Friday, 4 March 2011

A name change for Simon Power? [update 3]

It seems I’ll have to stop calling retiring National cabinet minister Simon Power by the nickname of Simon Power-Lust. It doesn’t really fit now that he seems to have given up on being Prime Minister.

Why would a man touted by his own colleagues as the next National Party leader step down now, in his early forties, just when he’s entering the  best years of his working life?

I don’t buy the conventional wisdom of John Armstrong, who reckons it’s a simple political calculation based on National’s chances in 2014.  I reckon there’s a little more to it than that.

Here’s a man who, if he hadn’t joined the National Party as a young man, would have faced a future as a Palmerston North solicitor*. A man who missed out on getting offered a big legal partnership, and went into politics instead. A man who as Minister of Injustice has been changing the way those big legal partnerships will all be working; as Minister of Electoral Rorts has re-written Helen’s Electoral Finance Act so insubstantially it continues to help the ruling party; and who as Minister for Public-Private Partnerships has been busy blurring the boundaries of public and private—busy, in other words, putting the state’s resources behind the pursuit of private profit.

And now, coming into the most productive years of his professional life, I suspect he wants to sit on a few of those boards and help reap some of those private rewards for himself by parleying his political connections for profit.

This is more than just Jobs for the Boy.  Because as Minister for Public-Private Partnerships he’s made it possible for much political pull to make many profits—and he’s decided, you see, that he wants to be part of that New Aristocracy of Pull.

He wants to be this decade’s Mai Chen.

He wants a name change from Simon Power-Broker to Simon Power-Lust.

And, mind you, he might also want to come back into politics ten years from now (after making a small fortune from pull) to be a Prime Minister in his fifties.

So you still can’t altogether rule out power-lust.

* Not that I have anything against Palmerston North solicitors, you understand.  Some of my best friends are Palmerston North solicitors.

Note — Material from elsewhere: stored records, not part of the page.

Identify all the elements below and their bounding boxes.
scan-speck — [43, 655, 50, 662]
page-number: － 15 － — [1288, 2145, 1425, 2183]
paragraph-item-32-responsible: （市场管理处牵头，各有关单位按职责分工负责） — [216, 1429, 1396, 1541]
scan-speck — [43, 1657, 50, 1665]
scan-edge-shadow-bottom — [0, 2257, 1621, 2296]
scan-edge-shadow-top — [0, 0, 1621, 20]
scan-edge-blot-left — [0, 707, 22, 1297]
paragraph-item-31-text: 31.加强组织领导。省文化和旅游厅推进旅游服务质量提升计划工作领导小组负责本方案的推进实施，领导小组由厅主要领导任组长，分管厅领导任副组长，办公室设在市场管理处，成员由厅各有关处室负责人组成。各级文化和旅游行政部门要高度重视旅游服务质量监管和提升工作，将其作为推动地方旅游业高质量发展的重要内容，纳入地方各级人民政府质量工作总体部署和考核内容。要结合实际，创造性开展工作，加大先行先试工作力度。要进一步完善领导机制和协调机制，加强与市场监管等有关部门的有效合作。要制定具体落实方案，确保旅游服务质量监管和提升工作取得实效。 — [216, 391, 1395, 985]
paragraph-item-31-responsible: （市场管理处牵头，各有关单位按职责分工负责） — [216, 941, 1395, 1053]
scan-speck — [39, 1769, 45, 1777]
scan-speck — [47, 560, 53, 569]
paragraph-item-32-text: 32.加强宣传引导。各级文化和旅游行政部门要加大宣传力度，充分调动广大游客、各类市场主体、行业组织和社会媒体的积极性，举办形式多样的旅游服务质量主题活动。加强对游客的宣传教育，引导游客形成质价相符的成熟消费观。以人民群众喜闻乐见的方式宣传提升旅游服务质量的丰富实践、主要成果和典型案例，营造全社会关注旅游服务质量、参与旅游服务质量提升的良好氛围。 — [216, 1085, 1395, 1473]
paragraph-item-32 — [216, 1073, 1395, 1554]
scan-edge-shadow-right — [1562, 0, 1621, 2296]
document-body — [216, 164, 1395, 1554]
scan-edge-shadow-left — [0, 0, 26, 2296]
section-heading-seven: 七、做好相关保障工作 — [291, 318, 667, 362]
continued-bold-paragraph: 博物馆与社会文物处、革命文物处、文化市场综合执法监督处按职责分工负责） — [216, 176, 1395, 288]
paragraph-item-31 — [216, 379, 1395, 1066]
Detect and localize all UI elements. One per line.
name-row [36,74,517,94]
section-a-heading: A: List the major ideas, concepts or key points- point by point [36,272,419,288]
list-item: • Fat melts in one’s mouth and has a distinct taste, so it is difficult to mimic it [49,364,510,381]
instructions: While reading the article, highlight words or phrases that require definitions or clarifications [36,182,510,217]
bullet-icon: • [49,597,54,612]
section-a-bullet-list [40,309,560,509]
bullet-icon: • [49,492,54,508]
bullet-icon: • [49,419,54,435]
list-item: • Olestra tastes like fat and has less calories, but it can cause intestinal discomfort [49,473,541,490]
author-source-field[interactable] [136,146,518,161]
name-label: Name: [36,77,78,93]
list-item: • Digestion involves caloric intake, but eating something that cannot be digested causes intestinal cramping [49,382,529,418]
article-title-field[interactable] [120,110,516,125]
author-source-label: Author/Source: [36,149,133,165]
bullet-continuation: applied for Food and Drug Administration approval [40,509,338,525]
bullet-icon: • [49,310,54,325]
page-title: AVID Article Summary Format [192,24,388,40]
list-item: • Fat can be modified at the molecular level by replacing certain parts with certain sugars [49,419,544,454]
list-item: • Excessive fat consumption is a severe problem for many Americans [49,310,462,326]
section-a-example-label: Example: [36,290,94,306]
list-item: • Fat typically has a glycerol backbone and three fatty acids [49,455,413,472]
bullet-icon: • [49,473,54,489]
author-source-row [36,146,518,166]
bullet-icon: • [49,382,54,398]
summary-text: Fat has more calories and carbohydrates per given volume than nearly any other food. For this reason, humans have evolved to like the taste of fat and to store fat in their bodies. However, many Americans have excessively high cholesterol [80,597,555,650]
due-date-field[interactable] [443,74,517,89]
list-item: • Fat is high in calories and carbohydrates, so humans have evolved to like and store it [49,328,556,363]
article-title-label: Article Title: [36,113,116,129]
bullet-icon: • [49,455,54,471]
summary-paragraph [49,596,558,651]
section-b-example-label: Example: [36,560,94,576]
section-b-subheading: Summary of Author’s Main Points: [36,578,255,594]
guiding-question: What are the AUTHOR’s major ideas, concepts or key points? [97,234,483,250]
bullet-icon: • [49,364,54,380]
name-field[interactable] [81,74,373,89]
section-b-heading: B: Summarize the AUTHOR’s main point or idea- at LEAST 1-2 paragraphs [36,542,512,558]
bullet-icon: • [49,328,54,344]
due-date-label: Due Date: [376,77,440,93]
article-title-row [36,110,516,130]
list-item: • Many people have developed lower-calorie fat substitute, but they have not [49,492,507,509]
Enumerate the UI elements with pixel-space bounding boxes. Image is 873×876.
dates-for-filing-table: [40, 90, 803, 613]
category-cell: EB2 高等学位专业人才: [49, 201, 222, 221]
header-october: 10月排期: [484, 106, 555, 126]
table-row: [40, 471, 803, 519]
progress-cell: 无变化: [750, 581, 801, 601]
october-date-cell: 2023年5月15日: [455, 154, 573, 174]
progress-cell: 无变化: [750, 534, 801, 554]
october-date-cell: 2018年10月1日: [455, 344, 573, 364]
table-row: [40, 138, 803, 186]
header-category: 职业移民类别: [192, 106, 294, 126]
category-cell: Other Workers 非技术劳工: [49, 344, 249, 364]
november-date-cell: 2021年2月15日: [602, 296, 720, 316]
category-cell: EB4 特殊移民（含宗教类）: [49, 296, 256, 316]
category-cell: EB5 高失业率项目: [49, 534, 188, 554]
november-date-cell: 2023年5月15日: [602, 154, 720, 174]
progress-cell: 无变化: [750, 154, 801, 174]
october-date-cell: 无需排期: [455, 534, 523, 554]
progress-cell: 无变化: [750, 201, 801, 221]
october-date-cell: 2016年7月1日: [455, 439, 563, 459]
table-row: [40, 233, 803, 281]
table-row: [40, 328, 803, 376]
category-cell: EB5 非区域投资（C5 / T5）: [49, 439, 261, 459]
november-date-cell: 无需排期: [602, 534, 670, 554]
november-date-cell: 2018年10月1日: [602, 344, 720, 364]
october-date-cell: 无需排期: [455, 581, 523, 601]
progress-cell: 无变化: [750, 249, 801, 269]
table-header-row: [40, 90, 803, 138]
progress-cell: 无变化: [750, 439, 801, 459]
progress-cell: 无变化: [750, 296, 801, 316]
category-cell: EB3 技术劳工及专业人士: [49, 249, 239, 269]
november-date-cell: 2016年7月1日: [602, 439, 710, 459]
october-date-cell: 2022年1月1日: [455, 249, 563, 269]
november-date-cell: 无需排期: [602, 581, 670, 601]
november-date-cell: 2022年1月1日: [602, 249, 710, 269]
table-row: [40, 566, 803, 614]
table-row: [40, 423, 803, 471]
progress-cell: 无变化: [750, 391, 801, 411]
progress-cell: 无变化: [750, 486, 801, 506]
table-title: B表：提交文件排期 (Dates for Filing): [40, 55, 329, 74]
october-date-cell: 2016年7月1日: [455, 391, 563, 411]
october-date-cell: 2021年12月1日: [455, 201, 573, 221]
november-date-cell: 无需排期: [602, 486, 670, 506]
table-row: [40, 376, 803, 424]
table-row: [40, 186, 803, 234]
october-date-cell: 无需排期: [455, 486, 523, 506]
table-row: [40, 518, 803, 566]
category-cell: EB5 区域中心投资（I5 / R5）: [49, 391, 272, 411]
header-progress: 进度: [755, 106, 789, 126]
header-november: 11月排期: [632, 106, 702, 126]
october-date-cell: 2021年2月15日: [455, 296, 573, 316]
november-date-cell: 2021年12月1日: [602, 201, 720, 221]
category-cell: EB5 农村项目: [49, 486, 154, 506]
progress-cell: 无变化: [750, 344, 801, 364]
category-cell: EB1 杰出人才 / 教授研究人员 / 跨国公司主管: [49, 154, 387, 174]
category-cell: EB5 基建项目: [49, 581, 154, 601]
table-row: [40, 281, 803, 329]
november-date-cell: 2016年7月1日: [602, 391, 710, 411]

But I reckon Simple Simon always had his sights set on something much more grand for himself.

UPDATE 1: Looks like at least one person agrees with me.

UPDATE 2:  Speaking of political pull, Deborah Hill-Cone lays into John Key’s “pet CEOs”—the “handpicked coterie of business leaders who have his ear and are well placed for government largesse.”  Tooth and claw competition is what businesses need, she says, not John Key's mothering.

_Quote After the Christchurch earthquake there was a headline saying Key had met with a group of his pet CEOs.
    The tone was all "good work fullas" with a hearty slap on the back. Fair enough, but I can't help thinking it would be wise to bring a soupcon of scepticism to this means-to-an-end attitude to getting things done.
    The justification is that being patriarchal is how you make things happen on a large scale - and that might be true in extreme cases. But the reaction to the Christchurch quake - bring in the big boys - is simply a more obvious example of Key's day-to-day approach to business and competition.

[Thanks Shirley R. for the link.]

UPDATE 3:  Slight editing done, and a correction made. [Thanks Chris D.]

5 comments:

Chris Diack said...

Power has never been Attorney General.

Anonymous said...

He's a labour lickspittle playing in the blue colours. He should have told for GTFO when he proposed bringing in Labours Election Bribe and Suppression of Freedom of Speech legislation.

Peter Cresswell said...

@Chris: Oops, well-spotted. Ta.

Cactus Kate said...

Try working for the family business? Good lord you wouldn't expect him to start his own....

gregster said...

Simon Power-Broker to Simon Power-Lust.

Shouldn't that be the other way around?